On Tuesday, 15 May 2018, a small group of civil society representatives (KEI Europe, Health Action International, and European Alliance for Responsible R&D and Affordable Medicines) met with two members of Cecilia Malmström’s cabinet -Maria Åsenius, Head of Cabinet and Pedro Velasco Martins – Member of Cabinet – to discuss the concerns expressed in our letter. At this meeting, Commissioner Malmström’s Cabinet handed over Commissioner Malmström’s official response.
Commissioner Malmström’s letter made it clear that the Watch List (to be published in the second half of 2018) intended to “identify concrete physical and online marketplaces, located outside the EU, which engage in or facilitate IP infringements, in particular counterfeiting and piracy” would not list countries and was to be was to be distinguished from the Third Country Report (published in February 2018).
As you know, the Watch List initiative is part of the Commission’s Strategy announced in the 2017 Communication “A balanced intellectual property enforcement system responding to today’s societal challenges”, which was designed to step up efforts to combat counterfeiting and piracy. With the planned Watch List the Commission intends to identify concrete physical and online marketplaces,located outside the EU,which engage in or facilitate IP infringements,in particular counterfeiting and piracy. The Watch List will not list countries, but only concrete online and physical marketplaces(websites,market halls,street markets). (Source: Official Response of Cecilia Malmström to Civil Society Letter Expressing Concerns Over the EU Watch List, 15 May 2018).

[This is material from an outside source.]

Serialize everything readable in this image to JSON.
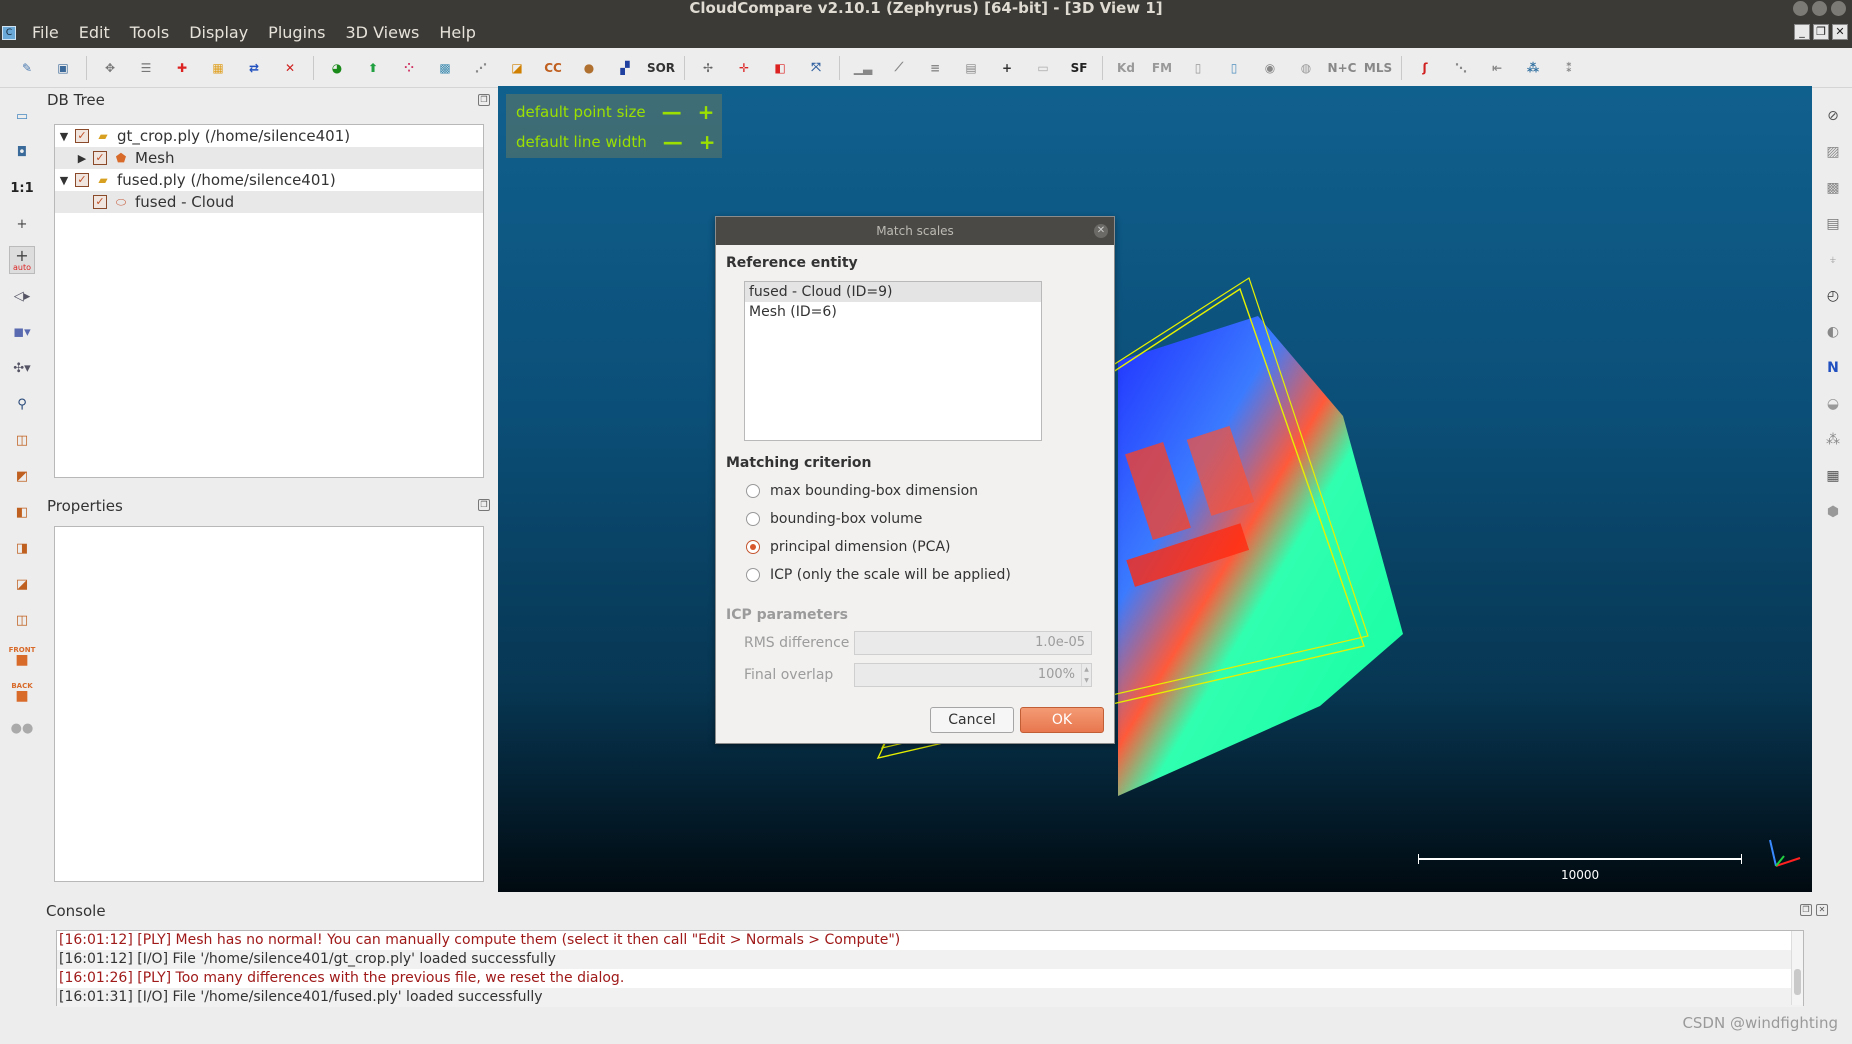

DG Trade spelled out that the objective of the Third Country report was to identify countries outside the European Union where the “level of intellectual property protection and enforcement gives rise to the greatest level of concern.” The Third Country Report was informed by a variety of sources including customs authorities in the EU, statistical data collected from the OECD and EUIPO, WTO Trade Policy Reviews, IPR dialogues, and “data on actions against IPR infringements published by third country governments.” (Source: Ibid).

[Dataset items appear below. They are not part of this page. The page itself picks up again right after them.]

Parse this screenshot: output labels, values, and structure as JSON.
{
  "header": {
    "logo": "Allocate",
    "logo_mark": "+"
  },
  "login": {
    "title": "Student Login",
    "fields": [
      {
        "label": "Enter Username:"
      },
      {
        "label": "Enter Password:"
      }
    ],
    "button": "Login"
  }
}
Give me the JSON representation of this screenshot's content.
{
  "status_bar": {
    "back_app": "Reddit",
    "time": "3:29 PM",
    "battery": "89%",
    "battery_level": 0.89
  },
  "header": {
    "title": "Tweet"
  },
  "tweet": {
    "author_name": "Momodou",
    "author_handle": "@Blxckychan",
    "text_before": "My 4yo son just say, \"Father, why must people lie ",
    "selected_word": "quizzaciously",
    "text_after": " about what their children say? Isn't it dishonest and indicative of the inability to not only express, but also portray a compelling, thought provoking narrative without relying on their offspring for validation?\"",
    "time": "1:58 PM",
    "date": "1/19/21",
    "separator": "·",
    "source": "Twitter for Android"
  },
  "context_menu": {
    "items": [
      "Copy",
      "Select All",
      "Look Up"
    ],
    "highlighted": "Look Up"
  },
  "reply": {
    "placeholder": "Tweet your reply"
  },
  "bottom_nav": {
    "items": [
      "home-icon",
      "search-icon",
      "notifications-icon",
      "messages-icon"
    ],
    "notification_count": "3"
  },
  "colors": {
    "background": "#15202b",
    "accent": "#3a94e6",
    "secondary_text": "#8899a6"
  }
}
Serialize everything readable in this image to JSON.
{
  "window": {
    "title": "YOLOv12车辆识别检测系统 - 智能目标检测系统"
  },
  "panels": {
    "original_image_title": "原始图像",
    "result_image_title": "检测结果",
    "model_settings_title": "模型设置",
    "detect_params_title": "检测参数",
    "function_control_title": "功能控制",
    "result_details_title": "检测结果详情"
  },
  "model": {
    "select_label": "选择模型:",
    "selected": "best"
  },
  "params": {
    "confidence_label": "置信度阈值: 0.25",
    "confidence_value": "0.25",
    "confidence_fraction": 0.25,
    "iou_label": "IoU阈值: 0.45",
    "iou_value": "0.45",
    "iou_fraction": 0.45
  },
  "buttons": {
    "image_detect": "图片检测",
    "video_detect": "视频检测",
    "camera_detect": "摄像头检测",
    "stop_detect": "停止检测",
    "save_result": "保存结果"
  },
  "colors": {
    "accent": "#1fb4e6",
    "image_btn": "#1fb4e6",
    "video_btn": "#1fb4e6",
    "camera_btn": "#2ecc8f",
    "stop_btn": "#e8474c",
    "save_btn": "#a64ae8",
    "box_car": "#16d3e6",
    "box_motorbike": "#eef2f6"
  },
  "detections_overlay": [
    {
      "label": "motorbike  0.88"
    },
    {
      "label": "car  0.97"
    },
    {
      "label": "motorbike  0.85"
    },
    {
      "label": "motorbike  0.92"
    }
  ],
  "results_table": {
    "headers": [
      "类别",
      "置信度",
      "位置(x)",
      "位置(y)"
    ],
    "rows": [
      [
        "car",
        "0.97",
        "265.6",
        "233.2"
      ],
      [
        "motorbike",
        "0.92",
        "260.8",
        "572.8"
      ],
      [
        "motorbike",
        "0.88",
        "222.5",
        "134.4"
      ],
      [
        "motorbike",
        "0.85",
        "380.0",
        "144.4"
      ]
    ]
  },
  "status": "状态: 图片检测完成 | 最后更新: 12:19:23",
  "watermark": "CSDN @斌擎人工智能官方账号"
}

In the letter, Commissioner Malmström asserted the following:
We would like to underline that nothing in the Third Country Report can be interpreted as restricting the TRIPS flexibilities or limiting access to medicines. On the contrary, the Commission points at measures introduced by third countries, undermining the current international legal framework,which safeguards access to genuine medicines. (Source: Ibid).
However, this was followed by a blistering attack on practices including local working requirements, patentability criteria, and applying “criteria for the issuance of compulsory licences which seem not to respect the international legal framework on access to medicines and public health.”

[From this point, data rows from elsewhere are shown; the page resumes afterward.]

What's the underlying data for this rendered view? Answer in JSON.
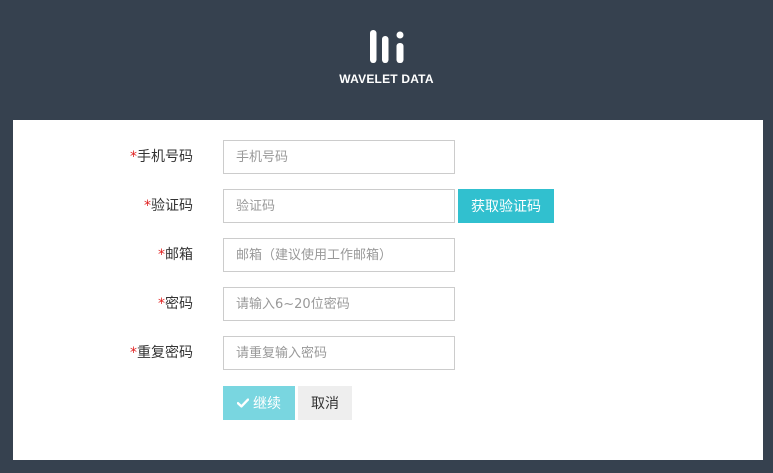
{
  "header": {
    "brand_name": "WAVELET DATA",
    "logo_icon": "wavelet-bars-logo"
  },
  "form": {
    "fields": [
      {
        "required_mark": "*",
        "label": "手机号码",
        "placeholder": "手机号码",
        "value": ""
      },
      {
        "required_mark": "*",
        "label": "验证码",
        "placeholder": "验证码",
        "value": ""
      },
      {
        "required_mark": "*",
        "label": "邮箱",
        "placeholder": "邮箱（建议使用工作邮箱）",
        "value": ""
      },
      {
        "required_mark": "*",
        "label": "密码",
        "placeholder": "请输入6~20位密码",
        "value": ""
      },
      {
        "required_mark": "*",
        "label": "重复密码",
        "placeholder": "请重复输入密码",
        "value": ""
      }
    ],
    "get_code_label": "获取验证码",
    "continue_label": "继续",
    "continue_icon": "check-icon",
    "cancel_label": "取消"
  },
  "colors": {
    "background": "#36414f",
    "accent": "#31c0cf",
    "accent_light": "#79d6e0",
    "required": "#e02020"
  }
}
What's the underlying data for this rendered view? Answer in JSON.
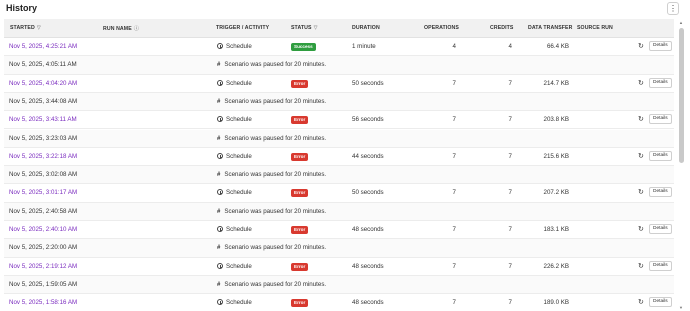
{
  "header": {
    "title": "History",
    "menu_icon": "kebab-icon"
  },
  "columns": {
    "started": "STARTED",
    "run_name": "RUN NAME",
    "trigger": "TRIGGER / ACTIVITY",
    "status": "STATUS",
    "duration": "DURATION",
    "operations": "OPERATIONS",
    "credits": "CREDITS",
    "data_transfer": "DATA TRANSFER",
    "source_run": "SOURCE RUN"
  },
  "rows": [
    {
      "started": "Nov 5, 2025, 4:25:21 AM",
      "trigger": "Schedule",
      "status": "Success",
      "duration": "1 minute",
      "operations": "4",
      "credits": "4",
      "data_transfer": "66.4 KB",
      "details": "Details"
    },
    {
      "started": "Nov 5, 2025, 4:05:11 AM",
      "note": "Scenario was paused for 20 minutes."
    },
    {
      "started": "Nov 5, 2025, 4:04:20 AM",
      "trigger": "Schedule",
      "status": "Error",
      "duration": "50 seconds",
      "operations": "7",
      "credits": "7",
      "data_transfer": "214.7 KB",
      "details": "Details"
    },
    {
      "started": "Nov 5, 2025, 3:44:08 AM",
      "note": "Scenario was paused for 20 minutes."
    },
    {
      "started": "Nov 5, 2025, 3:43:11 AM",
      "trigger": "Schedule",
      "status": "Error",
      "duration": "56 seconds",
      "operations": "7",
      "credits": "7",
      "data_transfer": "203.8 KB",
      "details": "Details"
    },
    {
      "started": "Nov 5, 2025, 3:23:03 AM",
      "note": "Scenario was paused for 20 minutes."
    },
    {
      "started": "Nov 5, 2025, 3:22:18 AM",
      "trigger": "Schedule",
      "status": "Error",
      "duration": "44 seconds",
      "operations": "7",
      "credits": "7",
      "data_transfer": "215.6 KB",
      "details": "Details"
    },
    {
      "started": "Nov 5, 2025, 3:02:08 AM",
      "note": "Scenario was paused for 20 minutes."
    },
    {
      "started": "Nov 5, 2025, 3:01:17 AM",
      "trigger": "Schedule",
      "status": "Error",
      "duration": "50 seconds",
      "operations": "7",
      "credits": "7",
      "data_transfer": "207.2 KB",
      "details": "Details"
    },
    {
      "started": "Nov 5, 2025, 2:40:58 AM",
      "note": "Scenario was paused for 20 minutes."
    },
    {
      "started": "Nov 5, 2025, 2:40:10 AM",
      "trigger": "Schedule",
      "status": "Error",
      "duration": "48 seconds",
      "operations": "7",
      "credits": "7",
      "data_transfer": "183.1 KB",
      "details": "Details"
    },
    {
      "started": "Nov 5, 2025, 2:20:00 AM",
      "note": "Scenario was paused for 20 minutes."
    },
    {
      "started": "Nov 5, 2025, 2:19:12 AM",
      "trigger": "Schedule",
      "status": "Error",
      "duration": "48 seconds",
      "operations": "7",
      "credits": "7",
      "data_transfer": "226.2 KB",
      "details": "Details"
    },
    {
      "started": "Nov 5, 2025, 1:59:05 AM",
      "note": "Scenario was paused for 20 minutes."
    },
    {
      "started": "Nov 5, 2025, 1:58:16 AM",
      "trigger": "Schedule",
      "status": "Error",
      "duration": "48 seconds",
      "operations": "7",
      "credits": "7",
      "data_transfer": "189.0 KB",
      "details": "Details"
    }
  ],
  "colors": {
    "link": "#7a2bbf",
    "success": "#2f9d3f",
    "error": "#d8392f"
  }
}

For instance, some of the listed countries apply a controversial local working requirement, which requires all foreign pharmaceutical companies to manufacture the patented medicines or use the patented process in their territory. These rules appear to discriminate imported patented products against domestically produced goods under patent protection. Also, some of the listed countries exclude from patentability certain classes of medicinal products or apply additional patentability criteria, which are questionable under the TRIPS Agreement. These legislative practices undermine incremental innovation and research in, inter alia, new uses of already known medicines (follow-up) pharmaceuticals, new uses, new combinations), which can provide benefits to patients. Finally, a number of the listed countries apply criteria for the issuance of compulsory licences which seem not to respect the international legal framework on access to medicines and public health. These controversial legal practices applied by the countries mentioned in the Third Country Report seriously undermines incentives for innovation and research, or even to place the products on the respective markets, with detrimental effects for patients in need. We believe that the Third Country Report can be used as a tool to address these practices. (Source: Ibid).